Białołęka musi być dla wszystkich

Rozmowa z Grzegorzem Kucą, burmistrzem Dzielnicy Białołęka.

Z warszawskim samorządem jest Pan związany już dość długo, bo od 2008 roku. Przez ostatnie trzy lata pełnił Pan funkcję zastępcy burmistrza Bemowa. Obecnie stanął Pan na czele zarządu Białołęki. Czy zapoznał się Pan już z Białołęką i czy Pana zdaniem, bardzo różni się ona od Bemowa?

Na stanowisku burmistrza Białołęki jestem od 28 listopada i myślę, że ten czas, półtora miesiąca, pozwolił mi zapoznać się z wieloma tutejszymi problemami.
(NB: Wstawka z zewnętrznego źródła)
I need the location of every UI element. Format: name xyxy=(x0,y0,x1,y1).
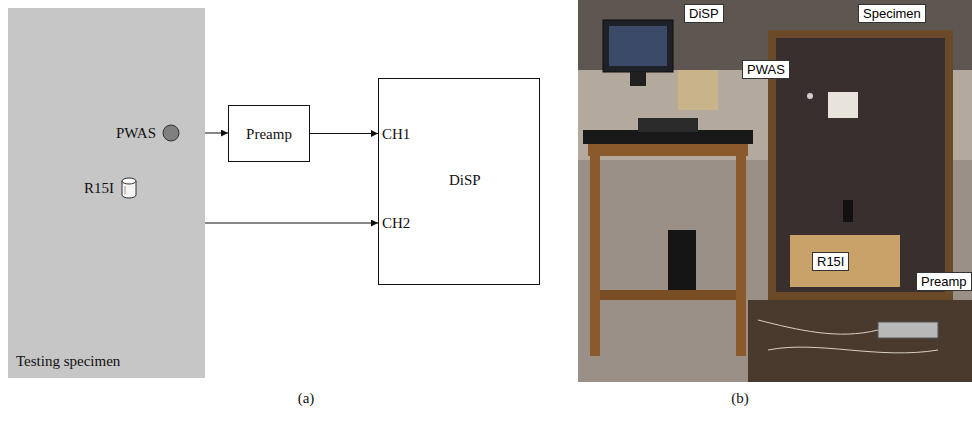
node-title: Testing specimen xyxy=(16,352,120,370)
node-text: Preamp xyxy=(246,125,292,143)
cables xyxy=(758,320,938,353)
photo-ground xyxy=(578,0,972,382)
pwas-sensor xyxy=(807,93,813,99)
channel-name: CH2 xyxy=(382,214,410,232)
lab-photo xyxy=(578,0,972,382)
speaker xyxy=(668,230,696,290)
preamp-device xyxy=(878,322,938,338)
callout-label: Preamp xyxy=(916,272,972,291)
specimen-panel xyxy=(776,38,945,292)
channel-name: CH1 xyxy=(382,125,410,143)
callout-label: DiSP xyxy=(684,4,724,23)
paper-patch xyxy=(828,92,858,118)
callout-label: R15I xyxy=(812,252,849,271)
process-box: CH1DiSP CH2 xyxy=(378,78,540,285)
bench xyxy=(748,300,972,382)
table-leg xyxy=(736,156,746,356)
sensor-symbol xyxy=(120,176,138,200)
r15i-sensor xyxy=(843,200,853,222)
node-text: PWAS xyxy=(116,124,156,142)
table-leg xyxy=(590,156,600,356)
panel-label: (a) xyxy=(298,390,315,407)
node-title: DiSP xyxy=(449,171,481,189)
specimen-panel: Testing specimen PWAS R15I xyxy=(8,8,205,378)
monitor xyxy=(603,20,673,72)
monitor-stand xyxy=(630,72,646,86)
callout-label: PWAS xyxy=(742,60,790,79)
box xyxy=(678,70,718,110)
pwas-symbol xyxy=(162,124,180,142)
callout-label: Specimen xyxy=(858,4,926,23)
sensor-node: R15I xyxy=(84,176,138,200)
process-box: Preamp xyxy=(228,105,310,162)
sensor-node: PWAS xyxy=(116,124,180,142)
wood-block xyxy=(790,235,900,287)
panel-label: (b) xyxy=(731,390,749,407)
node-text: R15I xyxy=(84,179,114,197)
frame xyxy=(768,30,953,300)
instrument xyxy=(638,118,698,132)
monitor-screen xyxy=(609,26,667,66)
table-top xyxy=(583,130,753,144)
table-apron xyxy=(588,144,748,156)
connector xyxy=(310,133,378,134)
table-shelf xyxy=(600,290,736,300)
Białołęka w wielu aspektach jest podobna do Bemowa. Obie dzielnice są dzielnicami skrajnymi, czyli takimi, które, w przeciwieństwie do dzielnic centralnych, mogą się rozwijać.

Białołęka, podobnie jak Bemowo, jest młodą dzielnicą, która rozwija się bardzo intensywnie, m.in. przez to, że jest tu dużo terenów możliwych do zakupienia przez inwestorów. Stąd mieszkania są tu tańsze, co z kolei powoduje duży napływ mieszkańców z innych rejonów stolicy i spoza Warszawy. Problemy są więc na Białołęce w większości podobne co na Bemowie, czyli jak we wszystkich młodych dzielnicach: szkoły, opieka i edukacja najmłodszych dzieci, infrastruktura i transport oraz sprawy społeczne, to znaczy sport, rekreacja, dostęp do kultury. Są to tematy bardzo istotne dla rodzin, a przecież Białołęka to dzielnica, w której mieszkają przede wszystkim rodziny, i na nich przede wszystkim musimy się skupić. Oczywiście, nie zapominając o seniorach i osobach niepełnosprawnych. Problemy Białołęki wynikają też z efektu skali – to bardzo duża dzielnica, druga pod względem powierzchni w Warszawie.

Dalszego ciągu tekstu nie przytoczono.